During the third presidential debate, Trump attacked Clinton on the grounds that she takes money from Middle-Eastern nations that commonly condemn and kill gay men. Trump once again generalized all Muslims as falling under the violently anti-#LGBTQ views of ISIS, an organization that employs this brutal method of execution against men accused of homosexuality.
Trump is not helping our case by attempting to brand a whole minority as a people who seek our deaths. This man is inciting Americans to attack their Middle Eastern neighbors and falsely accuse them of homophobic crimes that they didn’t commit.
One example of this is the death of Khalid Jabara, a 37-year-old Oklahoman man fatally shot by his neighbor, Stanley Majors, on August 12 of this year. Majors had reportedly threatened Jabara’s family for years by constantly shouting racial epithets at them, and even intentionally running over Jabara’s 65-year-old mother with a car, an incident that left her with a broken shoulder. The violence culminated with Majors gunning down Khalid when he stepped outside his house for a brief moment. Major’s husband, Stephen Schmauss, had warned Khalid that Majors already fired his gun from inside their home earlier that day.

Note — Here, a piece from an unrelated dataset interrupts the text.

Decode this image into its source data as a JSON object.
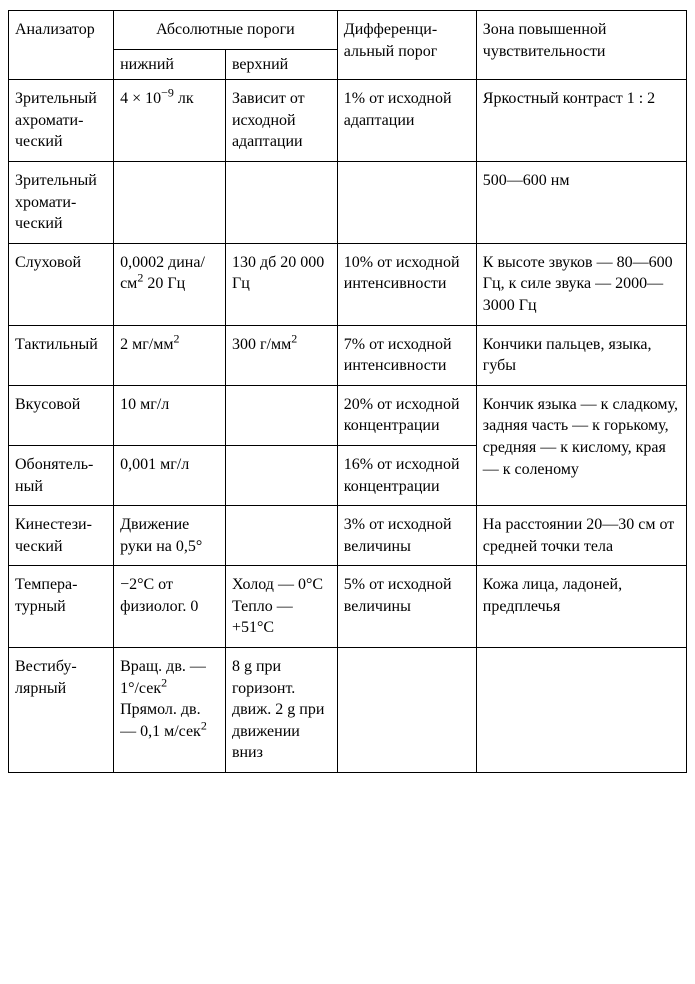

Something important to keep in mind is that the Jabara family, who are Lebanese by origin, are actually Christian. Majors either didn’t know that, or refused to let that stop him from tormenting the family. While this is only speculation, it is possible that this man’s aggression towards the Jabara family came from seeing videos of ISIS shoving gay men off of rooftops. Whether or not this is true, Khalid Jabara’s murder is a stark reminder that Islamophobia is a serious problem in this country, even in the LGBTQ community. Even then, Stanley Majors was not justified to attack a family that had nothing to do with the atrocious crimes committed against Middle Eastern gay men.

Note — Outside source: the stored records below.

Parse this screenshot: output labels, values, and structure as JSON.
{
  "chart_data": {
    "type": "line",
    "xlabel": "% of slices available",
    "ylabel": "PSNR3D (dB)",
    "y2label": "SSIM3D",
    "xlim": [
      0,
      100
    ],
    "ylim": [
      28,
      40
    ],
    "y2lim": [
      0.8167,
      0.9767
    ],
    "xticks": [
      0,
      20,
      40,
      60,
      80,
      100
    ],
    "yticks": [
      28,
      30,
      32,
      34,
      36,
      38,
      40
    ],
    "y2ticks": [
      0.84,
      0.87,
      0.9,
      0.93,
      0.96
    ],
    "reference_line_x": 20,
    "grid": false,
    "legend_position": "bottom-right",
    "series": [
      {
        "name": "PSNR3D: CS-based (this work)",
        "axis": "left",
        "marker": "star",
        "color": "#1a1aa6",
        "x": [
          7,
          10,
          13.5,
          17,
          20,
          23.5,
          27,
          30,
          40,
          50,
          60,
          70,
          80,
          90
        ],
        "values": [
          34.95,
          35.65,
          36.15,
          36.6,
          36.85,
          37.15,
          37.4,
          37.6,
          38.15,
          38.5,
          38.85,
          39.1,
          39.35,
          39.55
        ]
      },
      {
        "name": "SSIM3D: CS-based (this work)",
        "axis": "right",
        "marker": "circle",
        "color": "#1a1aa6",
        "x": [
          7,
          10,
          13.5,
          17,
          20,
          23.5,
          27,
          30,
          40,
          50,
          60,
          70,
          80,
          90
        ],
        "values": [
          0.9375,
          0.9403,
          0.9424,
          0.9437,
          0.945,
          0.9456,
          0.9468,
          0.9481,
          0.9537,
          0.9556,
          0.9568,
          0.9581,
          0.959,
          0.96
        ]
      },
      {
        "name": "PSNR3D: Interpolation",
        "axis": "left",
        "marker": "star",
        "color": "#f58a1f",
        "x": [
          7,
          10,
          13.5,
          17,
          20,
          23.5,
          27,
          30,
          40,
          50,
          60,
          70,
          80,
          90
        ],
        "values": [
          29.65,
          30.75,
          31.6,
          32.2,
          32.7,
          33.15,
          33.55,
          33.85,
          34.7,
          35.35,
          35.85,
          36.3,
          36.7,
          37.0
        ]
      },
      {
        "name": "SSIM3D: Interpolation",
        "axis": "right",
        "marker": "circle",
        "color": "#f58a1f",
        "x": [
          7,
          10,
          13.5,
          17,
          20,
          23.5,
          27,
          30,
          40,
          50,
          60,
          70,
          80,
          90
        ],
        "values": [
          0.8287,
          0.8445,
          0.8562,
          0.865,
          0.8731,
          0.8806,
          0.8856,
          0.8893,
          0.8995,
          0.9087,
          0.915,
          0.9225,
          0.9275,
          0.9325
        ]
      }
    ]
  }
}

Another example of Trump inciting Islamophobic violence is the arson of a mosque in Orlando, Florida, the same city where the Pulse massacre occurred. The shooter, Omar Mateen, attended this mosque. The incident can be linked to Trump’s response to the massacre back in June, in which he used the shooting to back up his desire to ban all Muslims from entering the country if he becomes president.
It is likely that whoever set fire to the mosque in Orlando did so with the notion that they were doing it for the sake of the victims in the shooting. But what they, and the American LGBTQ community as a whole needed is healing and love, not a pointless act of revenge against people who aren’t responsible for Omar Mateen’s choice.

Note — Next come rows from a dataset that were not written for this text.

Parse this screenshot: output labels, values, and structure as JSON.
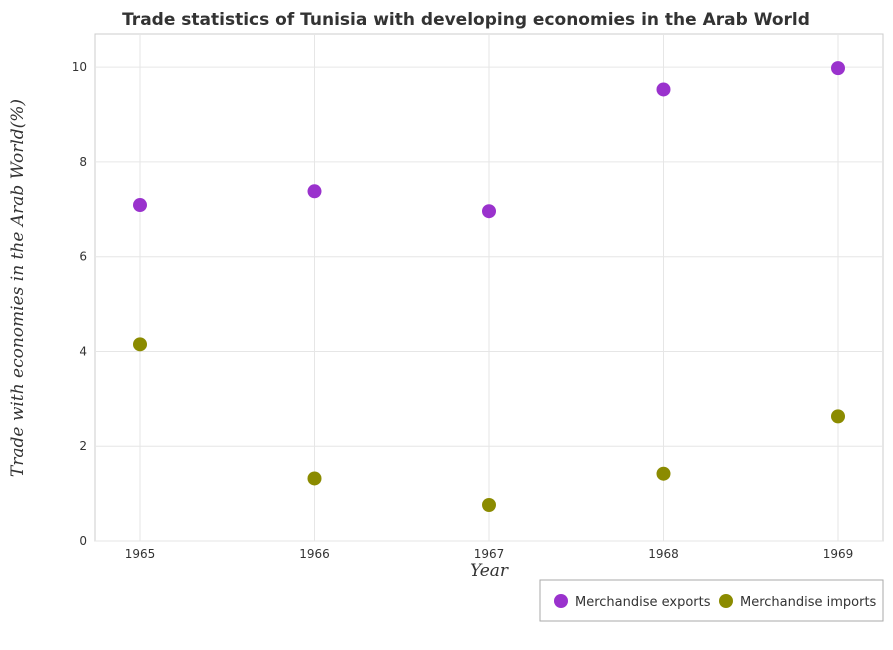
{
  "chart_data": {
    "type": "scatter",
    "title": "Trade statistics of Tunisia with developing economies in the Arab World",
    "xlabel": "Year",
    "ylabel": "Trade with economies in the Arab World(%)",
    "categories": [
      "1965",
      "1966",
      "1967",
      "1968",
      "1969"
    ],
    "yticks": [
      "0",
      "2",
      "4",
      "6",
      "8",
      "10"
    ],
    "ylim": [
      0,
      10.7
    ],
    "grid": true,
    "legend_position": "bottom-right",
    "series": [
      {
        "name": "Merchandise exports",
        "color": "#9a32cd",
        "values": [
          7.09,
          7.38,
          6.96,
          9.53,
          9.98
        ]
      },
      {
        "name": "Merchandise imports",
        "color": "#8b8b00",
        "values": [
          4.15,
          1.32,
          0.76,
          1.42,
          2.63
        ]
      }
    ]
  }
}
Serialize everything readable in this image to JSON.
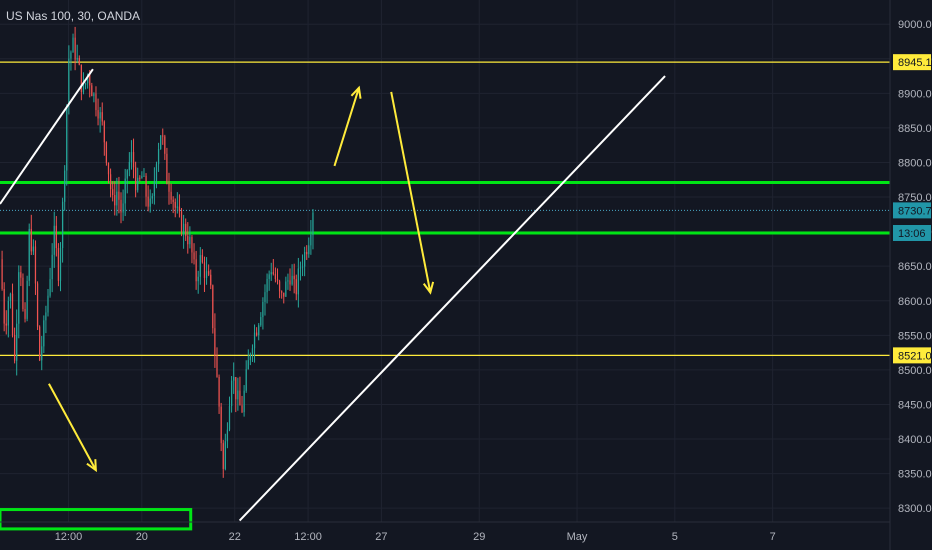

Men like Stanley Majors, and whoever attacked this mosque, are examples of a recent negative trend in America’s LGBTQ community that has been dubbed as “homonationalism” by Jasbir K. Puar, a Rutgers University professor. Homonationalism is, at its roots, an attempt to justify xenophobic, racist views by combining these with one’s LGBTQ identity. As The Huffington Post points out, homonationalism is generally backed by white, gay, cisgender men who have no intention of doing their part to help those individuals of this country’s LGBTQ community who are much more vulnerable to discrimination of all sorts.
Each and every one of us are obligated to aid each other in ending the various forms of discrimination that we face, be it transphobia, homophobia, racism or religious discrimination. This community must take these two aforementioned crimes very seriously, because they are harsh examples of what happens when hate blinds us and divides us. We can’t let Trump trick this nation into believing that he’s a champion for our rights, when all he does is make our Muslim neighbors scapegoats for him to target.